Linear seesaw in $A^\prime_5$ modular symmetry with Leptogenesis

TL;DR

This paper explores how modular $A'_5$ symmetry influences neutrino masses and mixing in a linear seesaw model, successfully fitting oscillation data and explaining baryon asymmetry via leptogenesis.

Contribution

It introduces a modular symmetry-based linear seesaw model with reduced flavon dependence, incorporating heavy fermions and weightons, and demonstrates compatibility with neutrino data and leptogenesis.

Findings

Model fits all neutrino oscillation data.

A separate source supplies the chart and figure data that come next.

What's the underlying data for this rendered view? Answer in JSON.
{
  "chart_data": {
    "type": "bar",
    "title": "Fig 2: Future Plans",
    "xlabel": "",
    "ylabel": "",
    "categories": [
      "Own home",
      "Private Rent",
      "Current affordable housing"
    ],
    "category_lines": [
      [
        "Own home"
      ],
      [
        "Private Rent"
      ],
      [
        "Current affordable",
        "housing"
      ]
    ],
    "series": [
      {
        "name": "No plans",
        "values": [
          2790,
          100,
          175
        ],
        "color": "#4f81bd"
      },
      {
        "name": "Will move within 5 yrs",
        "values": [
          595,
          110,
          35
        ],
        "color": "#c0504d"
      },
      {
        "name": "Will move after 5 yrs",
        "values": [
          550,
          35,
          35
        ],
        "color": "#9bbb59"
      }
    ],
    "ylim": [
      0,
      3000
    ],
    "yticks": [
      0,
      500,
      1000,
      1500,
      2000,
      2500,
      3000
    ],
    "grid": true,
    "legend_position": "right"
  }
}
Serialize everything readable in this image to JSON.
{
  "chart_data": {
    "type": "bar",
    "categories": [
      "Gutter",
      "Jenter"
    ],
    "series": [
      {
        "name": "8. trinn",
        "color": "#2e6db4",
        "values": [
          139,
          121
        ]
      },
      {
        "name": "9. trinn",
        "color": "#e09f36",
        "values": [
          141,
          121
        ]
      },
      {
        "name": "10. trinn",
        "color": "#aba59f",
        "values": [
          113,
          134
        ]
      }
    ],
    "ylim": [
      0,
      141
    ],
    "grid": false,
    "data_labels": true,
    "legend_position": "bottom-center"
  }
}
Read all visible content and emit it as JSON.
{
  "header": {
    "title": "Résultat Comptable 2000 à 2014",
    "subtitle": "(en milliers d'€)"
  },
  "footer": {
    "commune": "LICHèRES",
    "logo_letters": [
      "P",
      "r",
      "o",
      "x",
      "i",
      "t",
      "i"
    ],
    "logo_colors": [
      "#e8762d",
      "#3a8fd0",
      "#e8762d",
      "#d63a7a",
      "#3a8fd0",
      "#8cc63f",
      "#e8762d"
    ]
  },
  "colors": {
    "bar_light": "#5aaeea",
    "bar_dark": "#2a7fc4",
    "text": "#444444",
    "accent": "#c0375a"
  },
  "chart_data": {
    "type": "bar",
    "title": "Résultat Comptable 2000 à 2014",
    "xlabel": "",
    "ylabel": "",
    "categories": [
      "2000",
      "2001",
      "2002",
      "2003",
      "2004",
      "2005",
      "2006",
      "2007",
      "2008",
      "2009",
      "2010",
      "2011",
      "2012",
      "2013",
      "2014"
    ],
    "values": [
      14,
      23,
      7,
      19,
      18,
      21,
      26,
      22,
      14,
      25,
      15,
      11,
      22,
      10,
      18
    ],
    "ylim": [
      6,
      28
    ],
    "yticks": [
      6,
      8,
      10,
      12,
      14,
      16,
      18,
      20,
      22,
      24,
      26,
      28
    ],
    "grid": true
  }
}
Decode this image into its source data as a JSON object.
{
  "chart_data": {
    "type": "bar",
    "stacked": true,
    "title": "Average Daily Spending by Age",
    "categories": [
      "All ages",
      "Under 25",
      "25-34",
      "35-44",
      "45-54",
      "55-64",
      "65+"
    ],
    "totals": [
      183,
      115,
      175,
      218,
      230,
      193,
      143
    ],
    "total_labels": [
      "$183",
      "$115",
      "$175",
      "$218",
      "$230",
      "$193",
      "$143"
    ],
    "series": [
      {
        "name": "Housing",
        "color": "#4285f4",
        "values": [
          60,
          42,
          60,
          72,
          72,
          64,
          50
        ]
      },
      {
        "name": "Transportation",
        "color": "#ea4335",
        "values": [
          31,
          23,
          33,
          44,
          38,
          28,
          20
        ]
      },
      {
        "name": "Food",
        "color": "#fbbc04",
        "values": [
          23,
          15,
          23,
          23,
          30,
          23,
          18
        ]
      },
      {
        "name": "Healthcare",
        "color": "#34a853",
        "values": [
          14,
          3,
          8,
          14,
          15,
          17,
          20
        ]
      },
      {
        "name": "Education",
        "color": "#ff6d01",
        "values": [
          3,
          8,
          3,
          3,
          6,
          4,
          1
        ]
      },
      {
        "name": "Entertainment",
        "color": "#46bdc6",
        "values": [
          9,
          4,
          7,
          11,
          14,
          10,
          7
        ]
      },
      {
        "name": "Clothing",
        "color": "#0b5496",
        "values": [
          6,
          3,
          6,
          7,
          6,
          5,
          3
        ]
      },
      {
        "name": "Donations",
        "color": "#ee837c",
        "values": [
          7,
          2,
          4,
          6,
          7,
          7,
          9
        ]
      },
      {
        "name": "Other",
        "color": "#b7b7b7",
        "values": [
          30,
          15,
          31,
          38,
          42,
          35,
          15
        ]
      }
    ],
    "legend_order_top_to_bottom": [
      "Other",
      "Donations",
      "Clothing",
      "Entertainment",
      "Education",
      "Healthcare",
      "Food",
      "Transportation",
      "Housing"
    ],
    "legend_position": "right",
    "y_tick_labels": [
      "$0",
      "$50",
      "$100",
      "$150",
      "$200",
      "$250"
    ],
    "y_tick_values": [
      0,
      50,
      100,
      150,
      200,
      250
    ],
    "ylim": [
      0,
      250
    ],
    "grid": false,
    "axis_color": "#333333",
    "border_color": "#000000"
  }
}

CP asymmetry from heavy fermion decay explains baryon asymmetry.

Uses Dedekind eta functions for Yukawa coupling calculations.

Abstract

In this paper, we investigate the implication of modular $\Gamma^{\prime}_5 \simeq A^{\prime}_5$ symmetry on neutrino oscillation phenomenology in the linear seesaw framework. In order to achieve the well defined mass structure for the light active neutrinos as dictated by the linear seesaw mechanism, we introduce six heavy fermion fields along with a pair of weightons to retain the holomorphic nature of the superpotential. The notable feature of modular symmetry is that, it reduces the usage of flavon fields significantly. In addition, the Yukawa couplings transform non-trivially under the flavor symmetry group and expressed in terms of the Dedekind eta functions, the $q$ expansion of which renders numerical simplicity in calculations. We demonstrate that the model framework diligently accommodates all the neutrino oscillation data. Alongside, we also investigate the effect of CP asymmetry generated from the decay of lightest heavy fermions to explain the observed baryon asymmetry through the phenomenon of leptogenesis.